Adsorption thermodynamics of two-domain antifreeze proteins: theory and Monte Carlo simulations.

In this paper we develop the statistical thermodynamics of two-domain antifreeze proteins adsorbed on ice. We use a coarse-grained model and a lattice network in order to represent the protein and ice, respectively. The theory is obtained by combining the exact analytical expression for the partition function of non-interacting linear k-mers adsorbed in one dimension, and its extension to higher dimensions. The total and partial adsorption isotherms, and the coverage and temperature dependence of the Helmholtz free energy and configurational entropy are given. The formalism reproduces the classical Langmuir equation, leads to the exact statistical thermodynamics of molecules adsorbed in one dimension, and provides a close approximation for two-dimensional systems. Comparisons with analytical data obtained using the modified Langmuir model (MLM) and Monte Carlo simulations in the grand canonical ensemble were performed in order to test the validity of the theoretical predictions.
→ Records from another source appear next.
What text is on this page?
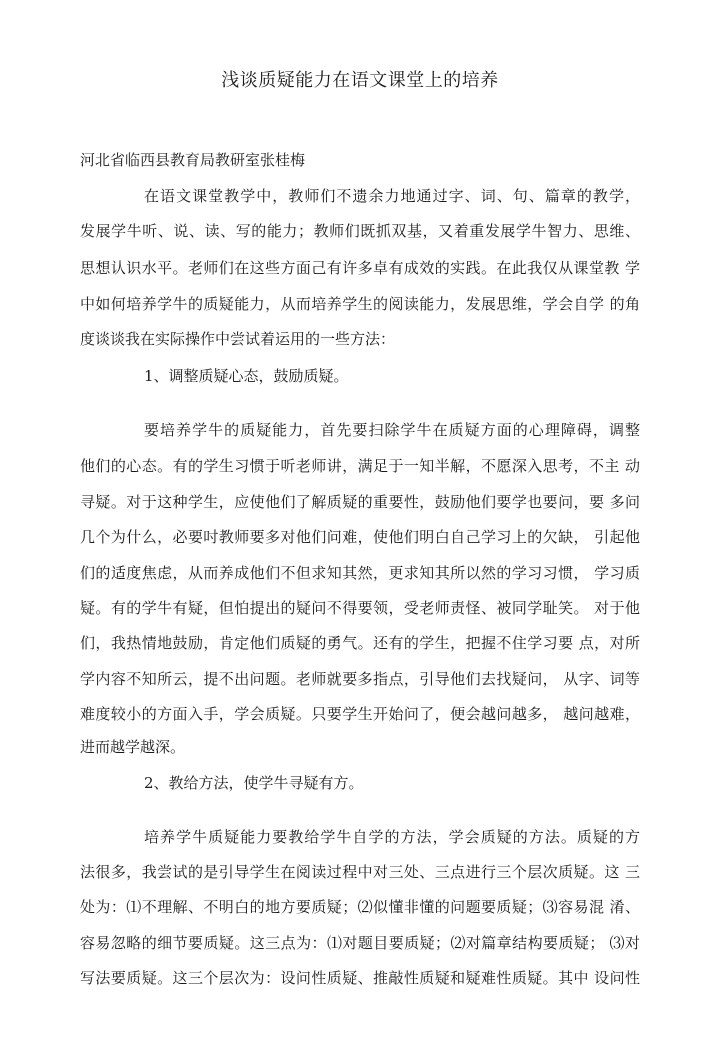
浅谈质疑能力在语文课堂上的培养
河北省临西县教育局教研室张桂梅
在语文课堂教学中，教师们不遗余力地通过字、词、句、篇章的教学，
发展学牛听、说、读、写的能力；教师们既抓双基，又着重发展学牛智力、思维、
思想认识水平。老师们在这些方面己有许多卓有成效的实践。在此我仅从课堂教 学
中如何培养学牛的质疑能力，从而培养学生的阅读能力，发展思维，学会自学 的角
度谈谈我在实际操作中尝试着运用的一些方法：
1、调整质疑心态，鼓励质疑。
要培养学牛的质疑能力，首先要扫除学牛在质疑方面的心理障碍，调整
他们的心态。有的学生习惯于听老师讲，满足于一知半解，不愿深入思考，不主 动
寻疑。对于这种学生，应使他们了解质疑的重要性，鼓励他们要学也要问，要 多问
几个为什么，必要吋教师要多对他们问难，使他们明白自己学习上的欠缺， 引起他
们的适度焦虑，从而养成他们不但求知其然，更求知其所以然的学习习惯， 学习质
疑。有的学牛有疑，但怕提出的疑问不得要领，受老师责怪、被同学耻笑。 对于他
们，我热情地鼓励，肯定他们质疑的勇气。还有的学生，把握不住学习要 点，对所
学内容不知所云，提不出问题。老师就要多指点，引导他们去找疑问， 从字、词等
难度较小的方面入手，学会质疑。只要学生开始问了，便会越问越多， 越问越难，
进而越学越深。
2、教给方法，使学牛寻疑有方。
培养学牛质疑能力要教给学牛自学的方法，学会质疑的方法。质疑的方
法很多，我尝试的是引导学生在阅读过程中对三处、三点进行三个层次质疑。这 三
处为：⑴不理解、不明白的地方要质疑；⑵似懂非懂的问题要质疑；⑶容易混 淆、
容易忽略的细节要质疑。这三点为：⑴对题目要质疑；⑵对篇章结构要质疑； ⑶对
写法要质疑。这三个层次为：设问性质疑、推敲性质疑和疑难性质疑。其中 设问性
In the MC calculations, the different mechanisms proposed in the literature to describe the adsorption of two-domain antifreeze proteins on ice were analyzed. Indistinguishable results were obtained in all cases, which verifies the thermodynamic equivalence of these mechanisms and allows the choice of the most suitable mechanism for theoretical studies of equilibrium properties. Even though a good qualitative agreement is obtained between MLM and MC data, it is found that the new theoretical framework offers a more accurate description of the phenomenon of adsorption of two-domain antifreeze proteins.